Tidak lama, atlet binaraga Kabupaten Malang lainnya juga tiba di pusat kebugaran itu. Mereka berlatih sedari pukul 19.30-21.00 WIB, bagian dari pemusatan latihan jelang Pekan Olahraga Provinsi (Porprov) Jawa Timur pada 28 Juni-5 Juli 2025 nanti.
“Sudah satu tahun ini berlatih, sekarang bersiap untuk Porprov. Latihan malam karena siang harus bekerja,” kata Ikbal, Rabu, 5 Mei 2025.
Advertisement
Selain berlatih, dia dan rekan-rekannya juga harus menjaga asupan tubuh berupa protein hewani dan karbohidrat kompleks. Saban hari, Ikbal membutuhkan sedikitnya 1 kilogram (Kg) daging ayam dan 1 Kg nasi merah untuk memenuhi kebutuhan asupan tersebut.
Masalahnya, kebutuhan itu belum bisa terpenuhi dengan baik. Dia dan beberapa rekan atlet terpaksa mencari ‘ayam tiren’ atau ayam mati kemarin dari peternakan. Peternak diberi ganti ‘uang rokok’ untuk bangkai ayam tersebut.
Tapi ayam tiren tetap dipilih yang kondisinya dinilai masih baik, belum sampai membiru. Ayam dibersihkan, diambil bagian dadanya dan direbus kemudian diblender atau dihaluskan. Setelah itu baru dikonsumsi agar dapat memenuhi kebutuhan protein mereka.

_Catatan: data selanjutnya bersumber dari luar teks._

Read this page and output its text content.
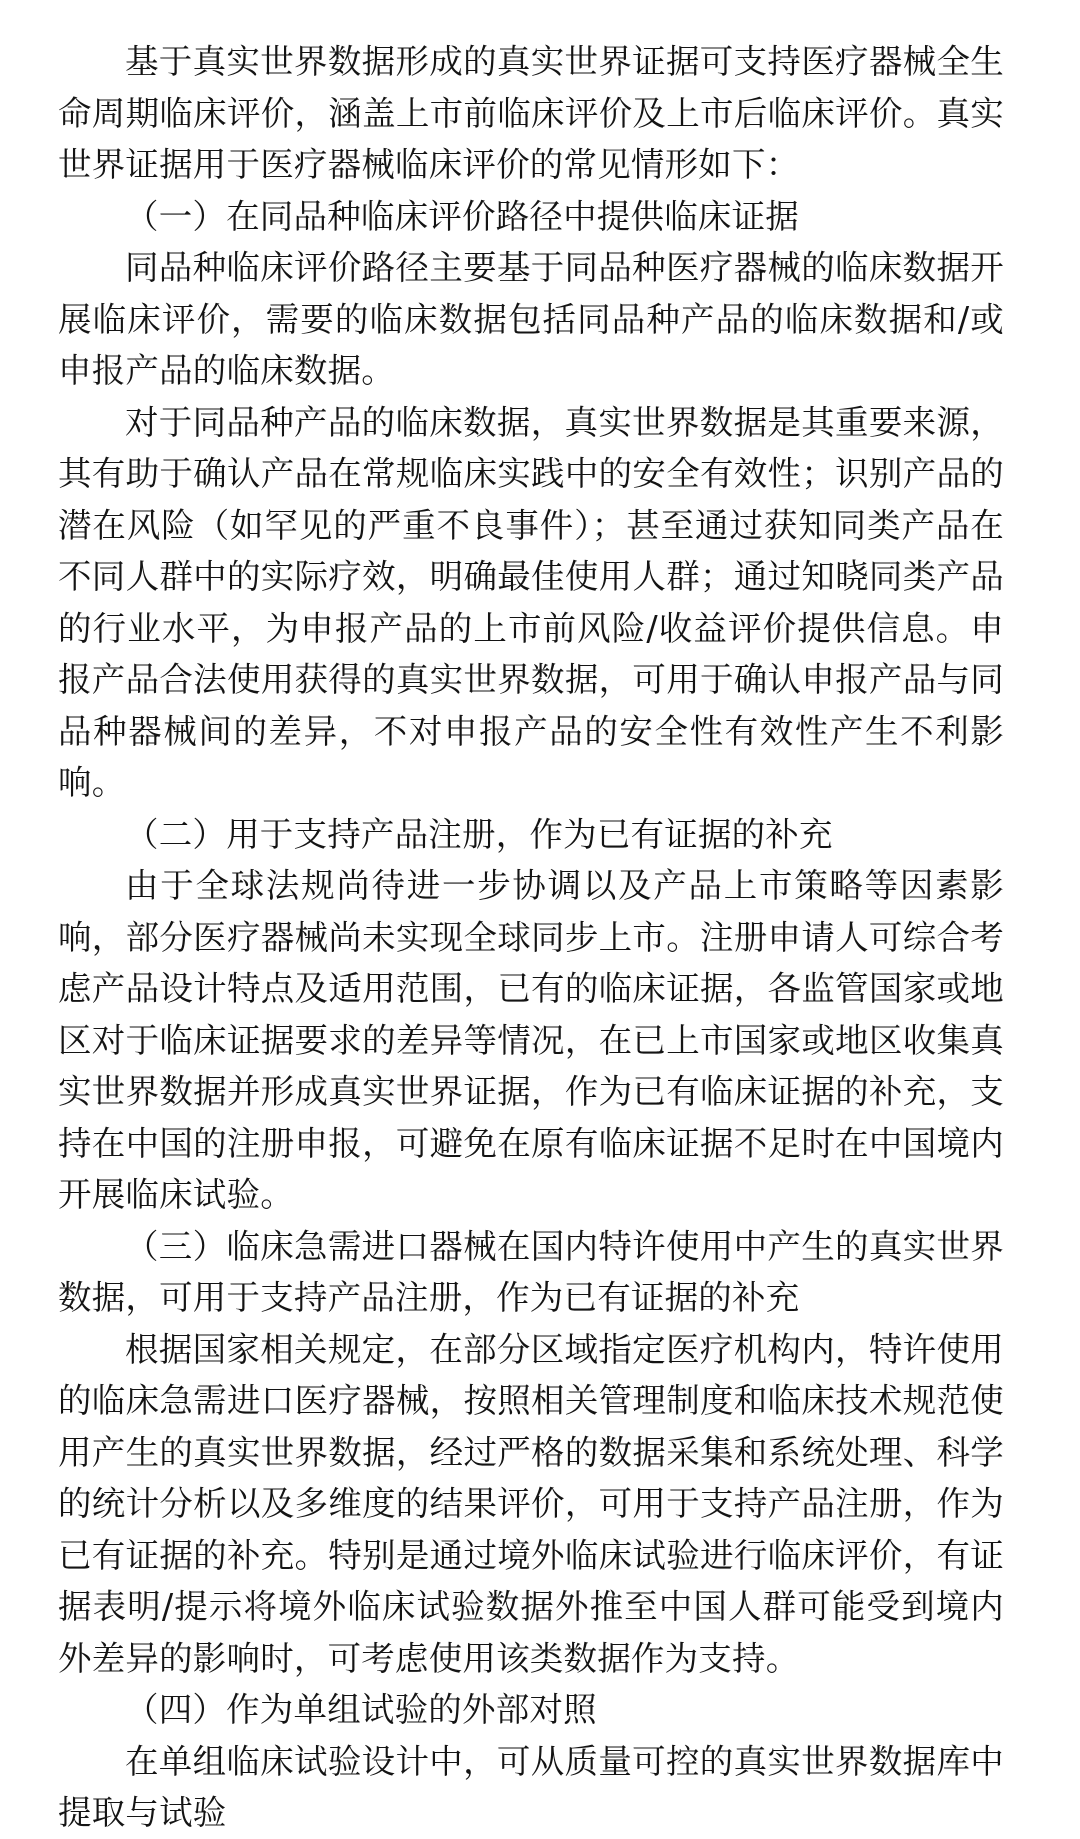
基于真实世界数据形成的真实世界证据可支持医疗器械全生命周期临床评价，涵盖上市前临床评价及上市后临床评价。真实世界证据用于医疗器械临床评价的常见情形如下：

（一）在同品种临床评价路径中提供临床证据

同品种临床评价路径主要基于同品种医疗器械的临床数据开展临床评价，需要的临床数据包括同品种产品的临床数据和/或申报产品的临床数据。

对于同品种产品的临床数据，真实世界数据是其重要来源，其有助于确认产品在常规临床实践中的安全有效性；识别产品的潜在风险（如罕见的严重不良事件）；甚至通过获知同类产品在不同人群中的实际疗效，明确最佳使用人群；通过知晓同类产品的行业水平，为申报产品的上市前风险/收益评价提供信息。申报产品合法使用获得的真实世界数据，可用于确认申报产品与同品种器械间的差异，不对申报产品的安全性有效性产生不利影响。

（二）用于支持产品注册，作为已有证据的补充

由于全球法规尚待进一步协调以及产品上市策略等因素影响，部分医疗器械尚未实现全球同步上市。注册申请人可综合考虑产品设计特点及适用范围，已有的临床证据，各监管国家或地区对于临床证据要求的差异等情况，在已上市国家或地区收集真实世界数据并形成真实世界证据，作为已有临床证据的补充，支持在中国的注册申报，可避免在原有临床证据不足时在中国境内开展临床试验。

（三）临床急需进口器械在国内特许使用中产生的真实世界数据，可用于支持产品注册，作为已有证据的补充

根据国家相关规定，在部分区域指定医疗机构内，特许使用的临床急需进口医疗器械，按照相关管理制度和临床技术规范使用产生的真实世界数据，经过严格的数据采集和系统处理、科学的统计分析以及多维度的结果评价，可用于支持产品注册，作为已有证据的补充。特别是通过境外临床试验进行临床评价，有证据表明/提示将境外临床试验数据外推至中国人群可能受到境内外差异的影响时，可考虑使用该类数据作为支持。

（四）作为单组试验的外部对照

在单组临床试验设计中，可从质量可控的真实世界数据库中提取与试验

“Sudah satu bulan ini mengkonsumsi ayam tiren. Mau bagaimana lagi, ada kendala anggaran yang terbatas,” ujar pemuda berusia 21 tahun itu.
Ikbal tahu mengkonsumsumsi ayam tiren sebenarnya tidak bagus. Tapi tindakan itu terpaksa dilakukan sebab anggaran latihan untuk memenuhi asupan nutrisi seperti protein dan karbohidrat kompleks kaya serat dari pemerintah daerah tak kunjung cair.
Seorang atlet lainnya, Muhammad Zuhdi Amar, juga menyebut selama ini anggaran jadi salah satu kendala mereka dalam upaya pemenuhan nutrisi. Dia, Ikbal dan beberapa temannya terpaksa memakan daging ayam tiren.
“Kami sebenarnya tidak ingin mengkonsumsi ayam tiren. Ini solusi meski terpaksa untuk mencukupi nutrisi,” katanya.
Dia menjelaskan, dalam olahraga binaraga bentuk tubuh jadi salah satu penilaian penting. Protein termasuk nutrisi wajib dalam pembentukan otot tubuh. Atlet binaraga Kabupaten Malang ini pun terpaksa mendapatkan protein itu dari ayam tiren.
“Kami tahu ayam tiren dari aspek kesehatan dan agama tidak boleh. Tapi mau bagaimana lagi,” ujarnya.
Anggaran Tipis untuk Latihan
:strip_icc():format(webp)/kly-media-production/medias/5212726/original/032272000_1746648182-IMG20250507202957.jpg)
Ketua Pengurus Cabang Persatuan Binaraga dan Fitnes Indonesia (Pengcab PBFI) Kabupaten Malang, Indra Khusnul, membenarkan dari 12 atletnya binaannya ada di antara mereka yang terpaksa mengkonsumsi ayam tiren untuk memenuhi kebutuhan protein.
“Di dalam cabang olahraga binaraga itu pengaturan nutrisi hampir 70 persen, sisanya latihan dan pola istirahat. Dalam kasus ayam tiren ini kami terpaksa melakukannya,” kata Indra.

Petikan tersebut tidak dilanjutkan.